The majority of container-orchestration systems, such as Kubernetes, are designed with stateless microservice-architecture in mind. For example, the out-of-the-box schedulers of Kubernetes treat most pods as ephemeral, only needing to guarantee that a minimum number of them stay up. The scheduling logic of SpatialOS servers is much more complex than Kubernetes pods. Upgrades and scale-downs of stateful game servers require high levels of coordination and smooth handoffs to avoid usage spikes and gaps in the simulation.
This scheduling power is what game designers want to leverage in order to build more complex and interactive worlds that fit within their budget constraints. The SpatialOS Runtime provides in-game APIs that allow game developers to tune the number of servers needed dynamically, based on the state of the game. After all, if a tree falls in the forest, and there are no players to see it, does it need physics simulation?

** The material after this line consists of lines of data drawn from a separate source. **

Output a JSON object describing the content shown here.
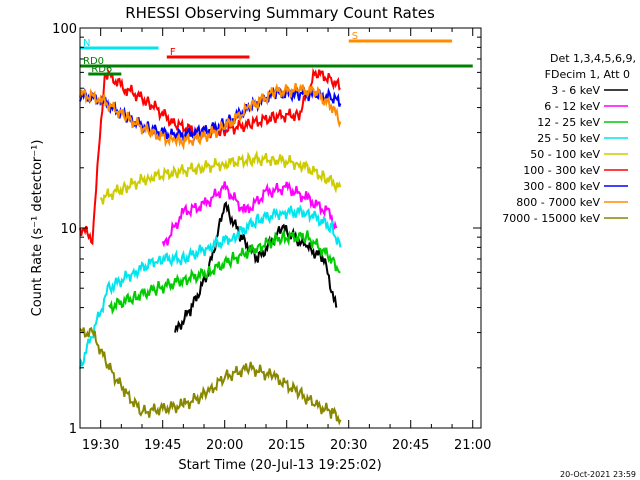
{
  "chart_data": {
    "type": "line",
    "title": "RHESSI Observing Summary Count Rates",
    "xlabel": "Start Time (20-Jul-13 19:25:02)",
    "ylabel": "Count Rate (s⁻¹ detector⁻¹)",
    "yscale": "log",
    "ylim": [
      1,
      100
    ],
    "xlim": [
      "19:25",
      "21:02"
    ],
    "x_ticks": [
      "19:30",
      "19:45",
      "20:00",
      "20:15",
      "20:30",
      "20:45",
      "21:00"
    ],
    "y_ticks": [
      "1",
      "10",
      "100"
    ],
    "legend_header": [
      "Det 1,3,4,5,6,9,",
      "FDecim 1, Att 0"
    ],
    "legend_position": "right",
    "footer_date": "20-Oct-2021 23:59",
    "flags": [
      {
        "label": "N",
        "color": "#00e5ee",
        "start": "19:25",
        "end": "19:44"
      },
      {
        "label": "F",
        "color": "#ff0000",
        "start": "19:46",
        "end": "20:06"
      },
      {
        "label": "S",
        "color": "#ff8c00",
        "start": "20:30",
        "end": "20:55"
      },
      {
        "label": "RD0",
        "color": "#008000",
        "start": "19:25",
        "end": "21:00"
      },
      {
        "label": "RD6",
        "color": "#008000",
        "start": "19:27",
        "end": "19:35"
      }
    ],
    "series": [
      {
        "name": "3 - 6 keV",
        "color": "#000000",
        "x": [
          "19:48",
          "19:52",
          "19:56",
          "20:00",
          "20:04",
          "20:08",
          "20:14",
          "20:20",
          "20:24",
          "20:27"
        ],
        "y": [
          3,
          4,
          6,
          13,
          9,
          7,
          10,
          8,
          7,
          4
        ]
      },
      {
        "name": "6 - 12 keV",
        "color": "#ff00ff",
        "x": [
          "19:45",
          "19:50",
          "19:55",
          "20:00",
          "20:05",
          "20:10",
          "20:15",
          "20:20",
          "20:25",
          "20:27"
        ],
        "y": [
          8,
          12,
          13,
          16,
          12,
          15,
          16,
          14,
          12,
          10
        ]
      },
      {
        "name": "12 - 25 keV",
        "color": "#00cc00",
        "x": [
          "19:32",
          "19:38",
          "19:44",
          "19:50",
          "19:56",
          "20:02",
          "20:08",
          "20:14",
          "20:20",
          "20:26",
          "20:28"
        ],
        "y": [
          4,
          4.5,
          5,
          5.5,
          6,
          7,
          8,
          9,
          9,
          7,
          6
        ]
      },
      {
        "name": "25 - 50 keV",
        "color": "#00e5ee",
        "x": [
          "19:25",
          "19:32",
          "19:38",
          "19:44",
          "19:50",
          "19:56",
          "20:02",
          "20:08",
          "20:14",
          "20:20",
          "20:26",
          "20:28"
        ],
        "y": [
          2,
          5,
          6,
          7,
          7,
          8,
          9,
          11,
          12,
          12,
          10,
          8
        ]
      },
      {
        "name": "50 - 100 keV",
        "color": "#cccc00",
        "x": [
          "19:30",
          "19:36",
          "19:42",
          "19:48",
          "19:54",
          "20:00",
          "20:06",
          "20:12",
          "20:18",
          "20:24",
          "20:28"
        ],
        "y": [
          14,
          16,
          18,
          19,
          20,
          21,
          22,
          22,
          21,
          18,
          16
        ]
      },
      {
        "name": "100 - 300 keV",
        "color": "#ff0000",
        "x": [
          "19:25",
          "19:28",
          "19:31",
          "19:36",
          "19:42",
          "19:48",
          "19:54",
          "20:00",
          "20:06",
          "20:12",
          "20:18",
          "20:22",
          "20:26",
          "20:28"
        ],
        "y": [
          10,
          9,
          60,
          50,
          42,
          33,
          30,
          31,
          33,
          36,
          37,
          60,
          55,
          50
        ]
      },
      {
        "name": "300 - 800 keV",
        "color": "#0000ff",
        "x": [
          "19:25",
          "19:30",
          "19:36",
          "19:42",
          "19:48",
          "19:54",
          "20:00",
          "20:06",
          "20:12",
          "20:18",
          "20:22",
          "20:26",
          "20:28"
        ],
        "y": [
          46,
          44,
          36,
          31,
          29,
          30,
          33,
          40,
          47,
          47,
          46,
          45,
          42
        ]
      },
      {
        "name": "800 - 7000 keV",
        "color": "#ff8c00",
        "x": [
          "19:25",
          "19:30",
          "19:36",
          "19:42",
          "19:48",
          "19:54",
          "20:00",
          "20:06",
          "20:12",
          "20:18",
          "20:22",
          "20:26",
          "20:28"
        ],
        "y": [
          47,
          44,
          36,
          30,
          27,
          28,
          32,
          40,
          48,
          49,
          48,
          40,
          34
        ]
      },
      {
        "name": "7000 - 15000 keV",
        "color": "#888800",
        "x": [
          "19:25",
          "19:28",
          "19:32",
          "19:36",
          "19:40",
          "19:50",
          "19:56",
          "20:00",
          "20:06",
          "20:12",
          "20:18",
          "20:22",
          "20:26",
          "20:28"
        ],
        "y": [
          3,
          3,
          2,
          1.5,
          1.2,
          1.3,
          1.5,
          1.8,
          2.0,
          1.8,
          1.5,
          1.3,
          1.2,
          1.1
        ]
      }
    ]
  }
}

In order to have better control over the lifecycle of processes and virtual machines, the SpatialOS Runtime’s Server Scheduler operates on top of our Multi-Cloud Machine Scheduler. The latter dynamically provisions and pools VMs to have them ready to go the moment that new game servers need scheduling. It is also responsible for optimising the start-up time of a server’s container, by making sure that all the game server code and data is already on the machine, ready to go.

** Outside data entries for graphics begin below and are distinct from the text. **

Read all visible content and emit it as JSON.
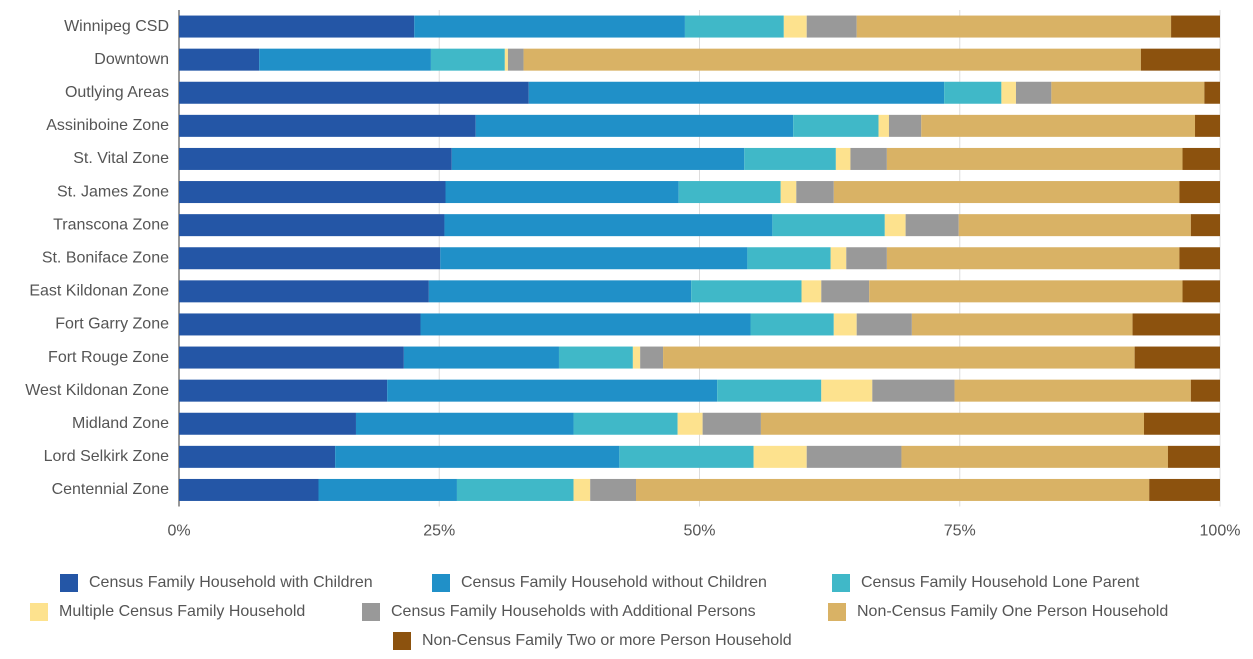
{
  "chart_data": {
    "type": "stacked-barh",
    "categories": [
      "Winnipeg CSD",
      "Downtown",
      "Outlying Areas",
      "Assiniboine Zone",
      "St. Vital Zone",
      "St. James Zone",
      "Transcona Zone",
      "St. Boniface Zone",
      "East Kildonan Zone",
      "Fort Garry Zone",
      "Fort Rouge Zone",
      "West Kildonan Zone",
      "Midland Zone",
      "Lord Selkirk Zone",
      "Centennial Zone"
    ],
    "series": [
      {
        "name": "Census Family Household with Children",
        "color": "#2456a6",
        "values": [
          22.6,
          7.7,
          33.6,
          28.5,
          26.2,
          25.6,
          25.5,
          25.1,
          24.0,
          23.2,
          21.6,
          20.0,
          17.0,
          15.0,
          13.4
        ]
      },
      {
        "name": "Census Family Household without Children",
        "color": "#2090c8",
        "values": [
          26.0,
          16.5,
          39.9,
          30.5,
          28.1,
          22.4,
          31.5,
          29.5,
          25.2,
          31.7,
          14.9,
          31.7,
          20.9,
          27.3,
          13.3
        ]
      },
      {
        "name": "Census Family Household Lone Parent",
        "color": "#40b8c8",
        "values": [
          9.5,
          7.1,
          5.5,
          8.2,
          8.8,
          9.8,
          10.8,
          8.0,
          10.6,
          8.0,
          7.1,
          10.0,
          10.0,
          12.9,
          11.2
        ]
      },
      {
        "name": "Multiple Census Family Household",
        "color": "#fde28e",
        "values": [
          2.2,
          0.3,
          1.4,
          1.0,
          1.4,
          1.5,
          2.0,
          1.5,
          1.9,
          2.2,
          0.7,
          4.9,
          2.4,
          5.1,
          1.6
        ]
      },
      {
        "name": "Census Family Households with Additional Persons",
        "color": "#999999",
        "values": [
          4.8,
          1.5,
          3.4,
          3.1,
          3.5,
          3.6,
          5.1,
          3.9,
          4.6,
          5.3,
          2.2,
          7.9,
          5.6,
          9.1,
          4.4
        ]
      },
      {
        "name": "Non-Census Family One Person Household",
        "color": "#d9b265",
        "values": [
          30.2,
          59.3,
          14.7,
          26.3,
          28.4,
          33.2,
          22.3,
          28.1,
          30.1,
          21.2,
          45.3,
          22.7,
          36.8,
          25.6,
          49.3
        ]
      },
      {
        "name": "Non-Census Family Two or more Person Household",
        "color": "#8c520e",
        "values": [
          4.7,
          7.6,
          1.5,
          2.4,
          3.6,
          3.9,
          2.8,
          3.9,
          3.6,
          8.4,
          8.2,
          2.8,
          7.3,
          5.0,
          6.8
        ]
      }
    ],
    "xlim": [
      0,
      100
    ],
    "xticks": [
      {
        "value": 0,
        "label": "0%"
      },
      {
        "value": 25,
        "label": "25%"
      },
      {
        "value": 50,
        "label": "50%"
      },
      {
        "value": 75,
        "label": "75%"
      },
      {
        "value": 100,
        "label": "100%"
      }
    ],
    "grid": true
  }
}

In addition to these unusual scheduling needs, SpatialOS is a multi-tenant platform that runs our customers’ server code on our machines. This means that the Cloud Machine Scheduler is also responsible for building a strong machine – and network – sandboxing environment for each of the SpatialOS projects we host.
Whether you’re interested in the security challenge of running third-party code, fascinated by complex scheduling algorithms or enjoy building strong, vendor-agnostic abstractions for compute environments, the SpatialOS core platform has all these challenges and much, much more.